Fruchtbarkeit  – Wie östliche und westliche Medizin den Kinderwunsch unterstützen

Am Samstag, 19. Januar 2013, setzten sich über 40 Shiatsu- und Komplementärtherapeutinnen und Interessierte einen Tag lang mit dem Thema Fruchtbarkeit auseinander.

Als erster Referent des Tages brachte Josef Müller den Anwesenden die östliche Sicht auf Infertilität, deren Ursachen und Behandlungsmethoden näher. Am Nachmittag legte Dr. med. Michael Häberle Zahlen und Fakten zu Behandlungsmethoden, Möglichkeiten und Vorgehen in der westlichen Schulmedizin in einem kurzen und prägnanten Inputreferat dar.

In der anschliessenden Gesprächsrunde mit Nadja Hedinger, einer ehemalig betroffenen Frau, und Gottlieb Spengler, einem Rutengänger, erfragte Pascale Jacot-Descombes spannende und emotional berührende Geschichten. Den Tag abgerundet hat eine Shiatsu-Behandlung, welche Veronika Rüfenacht an einer direkt betroffenen Frau vorführte. Sie hat dabei die im Laufe des Tages aufgenommenen Informationen zu einer konkreten Anwendung im Shiatsu-Alltag gebracht und die Herzen der anwesenden Shiatsu-TherapeutInnen zu berühren vermocht.

Die Teilnehmenden des gut besuchten Tageskongresses hatten während dem gemeinsamen Mittagessen und in den Pausen viel Zeit, sich auszutauschen, das Gehörte zu diskutieren und Beziehungen zu pflegen.

Unter den folgenden Links gelangen Sie zu den Kurzzusammenfassungen der Referate sowie zu den bildlich festgehaltenen Impressionen dieses anregenden Tages:

Fortplanzungsmedizin – Was ist machbar, wie weit soll man gehen?

Referent: Dr. med. Michael Häberle

Der Facharzt für Gynäkologie referiert mit viel Witz und Charme und schafft es dadurch, die vielen Zahlen, Grafiken und Fakten in seinem Vortrag alles andere als trocken darzustellen.

Fertilitätsprobleme sind sehr verbreitet. So bleibt in der Schweiz jedes sechste bis siebte Paar ungewollt kinderlos. Ungefähr die Hälfte sucht sich auf die eine oder andere Art Hilfe. Dr. Häberle nennt die Ursachen, die Sterilität beim Mann und bei der Frau verursachen können, sowie die heutig gängigen Therapieformen der westlichen Schulmedizin. Die sehr hohen Kosten lösen im Publikum Erstaunen aus.

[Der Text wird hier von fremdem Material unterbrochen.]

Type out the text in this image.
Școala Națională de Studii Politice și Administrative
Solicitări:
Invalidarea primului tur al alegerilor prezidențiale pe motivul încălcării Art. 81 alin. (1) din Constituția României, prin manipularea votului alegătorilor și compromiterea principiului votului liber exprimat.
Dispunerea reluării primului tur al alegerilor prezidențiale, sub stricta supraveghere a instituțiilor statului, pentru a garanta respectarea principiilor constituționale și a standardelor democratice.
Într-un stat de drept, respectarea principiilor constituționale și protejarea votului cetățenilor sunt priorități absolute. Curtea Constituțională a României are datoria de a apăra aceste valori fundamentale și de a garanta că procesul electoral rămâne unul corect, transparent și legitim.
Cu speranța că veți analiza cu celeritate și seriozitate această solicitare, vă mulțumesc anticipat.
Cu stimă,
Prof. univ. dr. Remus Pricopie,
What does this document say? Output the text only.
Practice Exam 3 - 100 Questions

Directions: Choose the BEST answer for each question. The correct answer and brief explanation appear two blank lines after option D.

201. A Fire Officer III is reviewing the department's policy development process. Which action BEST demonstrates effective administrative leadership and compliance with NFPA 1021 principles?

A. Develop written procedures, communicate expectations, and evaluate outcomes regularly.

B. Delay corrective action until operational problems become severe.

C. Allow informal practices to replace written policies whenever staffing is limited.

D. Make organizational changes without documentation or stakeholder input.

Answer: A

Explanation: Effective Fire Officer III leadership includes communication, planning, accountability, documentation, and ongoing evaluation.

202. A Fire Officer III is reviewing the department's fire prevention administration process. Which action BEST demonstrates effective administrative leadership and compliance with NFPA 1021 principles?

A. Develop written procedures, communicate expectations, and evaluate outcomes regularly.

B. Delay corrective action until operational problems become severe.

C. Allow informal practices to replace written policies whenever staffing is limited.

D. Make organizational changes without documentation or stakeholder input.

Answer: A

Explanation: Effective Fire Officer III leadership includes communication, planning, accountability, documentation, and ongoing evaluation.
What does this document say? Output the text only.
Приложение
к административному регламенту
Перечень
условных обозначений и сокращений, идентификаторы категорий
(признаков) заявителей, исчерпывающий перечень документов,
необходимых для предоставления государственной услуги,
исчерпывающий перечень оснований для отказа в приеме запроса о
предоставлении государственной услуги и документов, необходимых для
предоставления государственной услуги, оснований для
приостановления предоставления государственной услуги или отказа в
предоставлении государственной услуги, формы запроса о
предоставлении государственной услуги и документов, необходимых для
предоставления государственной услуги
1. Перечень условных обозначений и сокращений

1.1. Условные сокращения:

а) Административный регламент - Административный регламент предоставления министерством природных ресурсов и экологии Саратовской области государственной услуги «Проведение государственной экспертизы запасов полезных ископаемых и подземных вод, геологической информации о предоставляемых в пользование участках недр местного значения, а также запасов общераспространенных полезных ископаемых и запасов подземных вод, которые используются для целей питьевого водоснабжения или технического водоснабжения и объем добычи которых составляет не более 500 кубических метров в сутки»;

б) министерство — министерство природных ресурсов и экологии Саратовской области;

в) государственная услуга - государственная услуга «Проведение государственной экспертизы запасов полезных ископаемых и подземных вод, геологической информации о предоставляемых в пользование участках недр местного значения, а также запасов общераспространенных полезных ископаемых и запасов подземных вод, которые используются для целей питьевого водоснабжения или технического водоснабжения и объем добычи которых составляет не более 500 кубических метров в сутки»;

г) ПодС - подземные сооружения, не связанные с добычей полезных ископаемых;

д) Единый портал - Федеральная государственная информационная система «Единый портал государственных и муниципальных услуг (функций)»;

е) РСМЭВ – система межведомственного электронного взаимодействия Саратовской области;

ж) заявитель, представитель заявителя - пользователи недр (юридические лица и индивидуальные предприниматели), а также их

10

Fruchtbarkeit hängt starkt mit dem Alter zusammen. Die monatliche Chance, schwanger zu werden nimmt mit steigendem Alter stetig und rasant ab. Wie rasant sehen Sie hier:

  • Mit 30 Jahren beträgt die monatliche Chance 25%
  • Mit 40 Jahren beträgt die monatliche Chance 10%
  • Mit 43 Jahren beträgt die monatliche Chance 1%
  • Mit 45 Jahren beträgt die monatliche Chance 0.1%

Im Verlauf des Referats spricht Dr. Häberle auch über die erfolgreiche Zusammenarbeit mit Akupunktur, darüber, welche Leistungen von der Krankenkasse übernommen werden, über das Missbildungsrisiko, sowie über die Errungenschaften der letzten Jahre. Dazu gehört unter anderem, dass neu auch unbefruchtete Eizellen eingefroren werden können. Diese Vorgehensweise sei besonders beliebt bei Frauen, die ihre erste Chemotherapie vor sich hätten und sich die Möglichkeit, schwanger zu werden, nicht ganz verschliessen wollen. Weiter könne heutzutage prinzipiell schon der kleinste Embryo vor dem Einpflanzen in den Mutterleib auf alle bekannten Erbkrankheiten überprüft werden.

Abschliessend kommt Häberle auf seine Ausgangsfrage zurück: "Was ist machbar, wie weit soll man gehen?"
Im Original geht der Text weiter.